Rep. Ritch Workman, R-Melbourne, filed a bill this week to bring back “dwarf tossing,” the barbaric and dangerous barroom spectacle that was imported from Australia and thrived briefly in Florida before it was outlawed in 1989.
“I’m on a quest to seek and destroy unnecessary burdens on the freedom and liberties of people,” Workman said. “This is an example of Big Brother government….”All that it does is prevent some dwarfs from getting jobs they would be happy to get,” Workman said. “In this economy, or any economy, why would we want to prevent people from getting gainful employment?” — Palm Beach Post
The problem here is that Workman stole all my lines. I was going to fake an interview with him where he bloviated on about getting government out of the way of business so business could do what it does best — create jobs and wealth, provide opportunities, manage its own affairs according to rules of the marketplace.

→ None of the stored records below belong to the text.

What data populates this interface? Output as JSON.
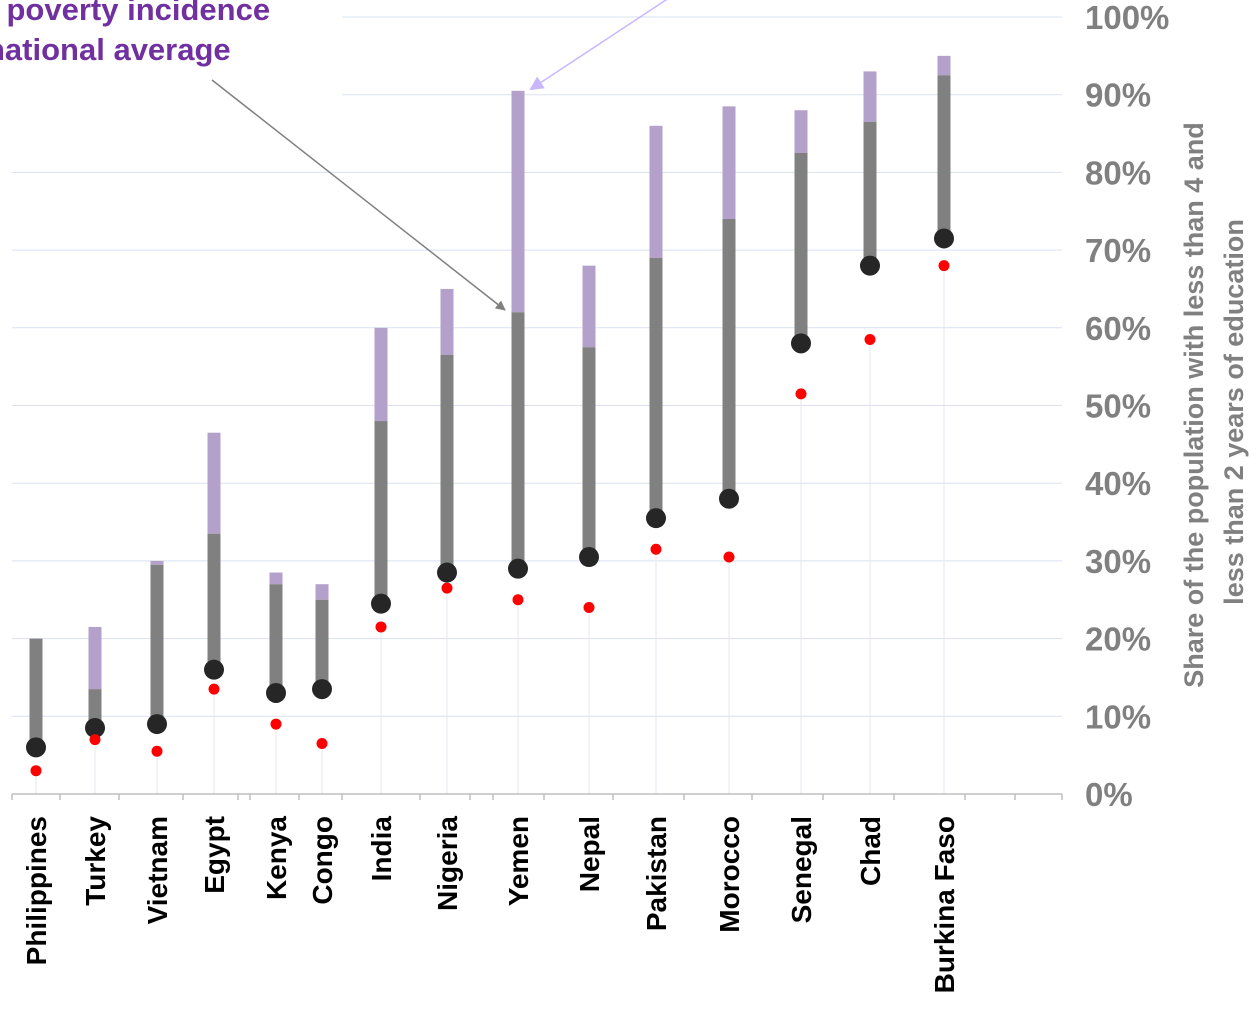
{
  "annotation": {
    "line1": "on poverty incidence",
    "line2": "national average"
  },
  "colors": {
    "gray_bar": "#808080",
    "purple_bar": "#b4a1cb",
    "black_dot": "#262626",
    "red_dot": "#ff0000",
    "grid": "#d9e1f2",
    "annotation_text": "#7030a0",
    "arrow_purple": "#c9b6ff",
    "arrow_gray": "#808080"
  },
  "chart_data": {
    "type": "range-dot",
    "title": "",
    "xlabel": "",
    "ylabel": "Share of the population with less than 4 and less than 2 years of education",
    "ylabel_lines": [
      "Share of the population with less than 4 and",
      "less than 2 years of education"
    ],
    "ylim": [
      0,
      100
    ],
    "yticks": [
      "0%",
      "10%",
      "20%",
      "30%",
      "40%",
      "50%",
      "60%",
      "70%",
      "80%",
      "90%",
      "100%"
    ],
    "grid": true,
    "categories": [
      "Philippines",
      "Turkey",
      "Vietnam",
      "Egypt",
      "Kenya",
      "Congo",
      "India",
      "Nigeria",
      "Yemen",
      "Nepal",
      "Pakistan",
      "Morocco",
      "Senegal",
      "Chad",
      "Burkina Faso"
    ],
    "series": [
      {
        "key": "red",
        "values": [
          3,
          7,
          5.5,
          13.5,
          9,
          6.5,
          21.5,
          26.5,
          25,
          24,
          31.5,
          30.5,
          51.5,
          58.5,
          68
        ]
      },
      {
        "key": "black",
        "values": [
          6,
          8.5,
          9,
          16,
          13,
          13.5,
          24.5,
          28.5,
          29,
          30.5,
          35.5,
          38,
          58,
          68,
          71.5
        ]
      },
      {
        "key": "gray_top",
        "values": [
          20,
          13.5,
          29.5,
          33.5,
          27,
          25,
          48,
          56.5,
          62,
          57.5,
          69,
          74,
          82.5,
          86.5,
          92.5
        ]
      },
      {
        "key": "purple_top",
        "values": [
          20,
          21.5,
          30,
          46.5,
          28.5,
          27,
          60,
          65,
          90.5,
          68,
          86,
          88.5,
          88,
          93,
          95
        ]
      }
    ]
  }
}
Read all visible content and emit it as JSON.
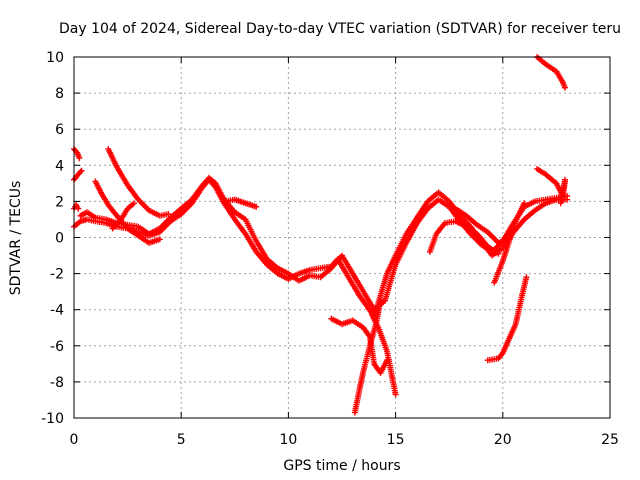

And he’d go on to belittle the nanny state where government protects people who would be better off without it, making “victims” out of everybody. He’s cite anti-dwarf-tossing legislation as a perfect example of government interfering where it wasn’t wanted, simultaneously depriving workers of a living and the market of job creators.
The whole thing would be so patently absurd and outrageous — but he beat me to it by actually laying out that argument seriously!
Damn it. It’s hard to out-idiot an imbecile. Ever hear that you can’t cure stupid? When it comes to the Florida Lege, you can’t out-stupid it, either. Dem boyz is de starz of stooped.
I sort of met a dwarf just once, in a car accident. I’m stopped at a light and this SUV rams into me, not too hard, but I get out to look. My little Toyota is fine — he gets me on a bumper brace or something, but he got himself a bad dent and a broken parking light. The driver jumps out, and maybe he’s 4 feet tall, and a little wobbly. I ask him if he’s hurt.
“No,” he says, eyeing up the damage sadly. “But I’m not happy.”
“Oh?” I ask him. “Which one are you — Sneezy? Bashful? Doc?”
I love that. Wish it actually happened.